Common, less serious causes of bloating are eating too fast, too much, or too many fatty foods; swallowing air; pregnancy; and menstruation. Cancer and IBD (ulcerative colitis and Crohn’s disease) are examples the more serious causes of bloating.
To measure the movement of the contents in your esophagus, your health care professional may order esophageal impedance testing, which involves placing a catheter through your nose and into your esophagus. If your doctor orders this test, it is usually combined with the pH monitoring test so that only one catheter is in your esophagus. This test is different from the pH monitoring test because it does not rely on the acidity of the stomach contents.
As soon as the baby is born, dyspepsia due to pregnancy quickly goes. You are more likely to develop dyspepsia in pregnancy if you have previously had gastro-oesophageal reflux before you were pregnant. Acid reflux occurs when some acid leaks up (refluxes) into the gullet (oesophagus). The lining of the oesophagus can cope with a certain amount of acid. However, if more than the usual amount of acid refluxes, it may cause some inflammation on the lining of the oesophagus, which can cause symptoms.
They don’t work as quickly as antacids, but they can prevent reflux symptoms for many hours. Proton pump inhibitors are also acid reducers but are much more powerful than the H2-blockers. Proton pump inhibitors (PPIs) are the most commonly prescribed class of medications for treating heartburn and acid reflux disease. Most antacids contain either calcium carbonate (such as Tums, Rolaids, Mylanta and Maalox) or magnesium hydroxide (Phillips Milk of Magnesia). Sodium bicarbonate, also known as baking soda, can relieve heartburn and indigestion.

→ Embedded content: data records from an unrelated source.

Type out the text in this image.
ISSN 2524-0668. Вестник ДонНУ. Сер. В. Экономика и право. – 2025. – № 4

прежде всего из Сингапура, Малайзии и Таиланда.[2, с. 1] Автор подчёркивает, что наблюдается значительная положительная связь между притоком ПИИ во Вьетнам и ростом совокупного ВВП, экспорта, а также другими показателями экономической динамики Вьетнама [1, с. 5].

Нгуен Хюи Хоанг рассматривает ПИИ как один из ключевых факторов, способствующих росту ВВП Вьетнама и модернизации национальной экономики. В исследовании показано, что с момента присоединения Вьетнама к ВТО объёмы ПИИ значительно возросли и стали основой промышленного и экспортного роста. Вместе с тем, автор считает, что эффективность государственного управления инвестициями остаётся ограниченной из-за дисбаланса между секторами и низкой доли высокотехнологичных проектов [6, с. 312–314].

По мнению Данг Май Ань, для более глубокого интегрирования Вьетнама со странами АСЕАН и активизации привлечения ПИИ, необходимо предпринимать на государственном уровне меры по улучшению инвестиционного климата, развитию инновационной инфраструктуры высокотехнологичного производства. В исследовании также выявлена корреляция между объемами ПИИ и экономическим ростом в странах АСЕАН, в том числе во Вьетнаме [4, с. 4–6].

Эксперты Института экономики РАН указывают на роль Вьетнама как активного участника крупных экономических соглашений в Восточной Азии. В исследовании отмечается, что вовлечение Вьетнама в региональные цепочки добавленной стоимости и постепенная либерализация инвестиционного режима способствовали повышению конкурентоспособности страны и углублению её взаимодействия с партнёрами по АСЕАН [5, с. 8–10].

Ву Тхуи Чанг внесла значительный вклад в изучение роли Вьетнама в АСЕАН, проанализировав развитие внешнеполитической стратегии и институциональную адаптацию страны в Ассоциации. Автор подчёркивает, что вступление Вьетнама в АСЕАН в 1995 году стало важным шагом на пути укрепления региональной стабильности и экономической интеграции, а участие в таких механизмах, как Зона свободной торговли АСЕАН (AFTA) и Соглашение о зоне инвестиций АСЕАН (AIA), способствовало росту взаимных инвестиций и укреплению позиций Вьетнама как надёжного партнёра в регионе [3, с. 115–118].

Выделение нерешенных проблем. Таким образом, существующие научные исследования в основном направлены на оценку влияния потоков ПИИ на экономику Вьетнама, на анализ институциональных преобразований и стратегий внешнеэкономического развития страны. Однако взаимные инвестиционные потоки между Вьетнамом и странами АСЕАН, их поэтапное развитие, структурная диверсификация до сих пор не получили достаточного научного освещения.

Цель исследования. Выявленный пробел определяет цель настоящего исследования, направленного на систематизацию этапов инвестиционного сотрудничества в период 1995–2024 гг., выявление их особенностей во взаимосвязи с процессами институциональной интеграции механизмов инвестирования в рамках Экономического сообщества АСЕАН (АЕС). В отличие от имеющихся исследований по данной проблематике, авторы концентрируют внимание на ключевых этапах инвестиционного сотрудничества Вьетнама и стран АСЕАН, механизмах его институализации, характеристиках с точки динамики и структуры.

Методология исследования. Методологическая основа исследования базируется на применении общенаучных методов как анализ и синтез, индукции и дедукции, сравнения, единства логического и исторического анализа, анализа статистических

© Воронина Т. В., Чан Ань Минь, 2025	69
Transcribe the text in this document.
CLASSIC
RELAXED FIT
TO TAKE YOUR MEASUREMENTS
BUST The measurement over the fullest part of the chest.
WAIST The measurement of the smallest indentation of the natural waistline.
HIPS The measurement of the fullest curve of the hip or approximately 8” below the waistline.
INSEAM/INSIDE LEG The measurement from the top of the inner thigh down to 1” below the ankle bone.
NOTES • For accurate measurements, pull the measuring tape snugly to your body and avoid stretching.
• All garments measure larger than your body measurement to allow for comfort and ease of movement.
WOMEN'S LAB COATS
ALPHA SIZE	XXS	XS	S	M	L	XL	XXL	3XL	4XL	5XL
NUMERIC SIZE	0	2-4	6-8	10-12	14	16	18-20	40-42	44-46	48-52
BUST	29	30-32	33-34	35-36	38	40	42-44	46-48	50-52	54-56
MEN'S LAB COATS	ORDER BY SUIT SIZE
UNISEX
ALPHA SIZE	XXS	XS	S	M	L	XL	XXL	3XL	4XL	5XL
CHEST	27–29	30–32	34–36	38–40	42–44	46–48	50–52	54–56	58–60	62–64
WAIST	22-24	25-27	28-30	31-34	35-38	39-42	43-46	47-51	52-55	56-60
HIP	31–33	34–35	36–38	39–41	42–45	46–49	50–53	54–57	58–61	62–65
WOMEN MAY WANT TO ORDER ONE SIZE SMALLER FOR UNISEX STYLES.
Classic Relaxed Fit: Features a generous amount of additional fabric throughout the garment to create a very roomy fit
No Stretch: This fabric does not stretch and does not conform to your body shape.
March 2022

The basic cause of heartburn – reflux of acid from the stomach into the esophagus – is the same. The lower esophageal sphincter (the muscle at the lower end of the esophagus that normally prevents acid from refluxing) is weak in pregnancy.
That’s because hormones cause the digestive system to slow down. The muscles that push food down the esophagus also move more slowly when you are pregnant. And as the uterus grows, it pushes on the stomach. This can sometimes force stomach acid up into the esophagus. The cause of heartburn (also called gastroesophageal reflux disease, or GERD) during pregnancy is more complicated than in the non-pregnant state.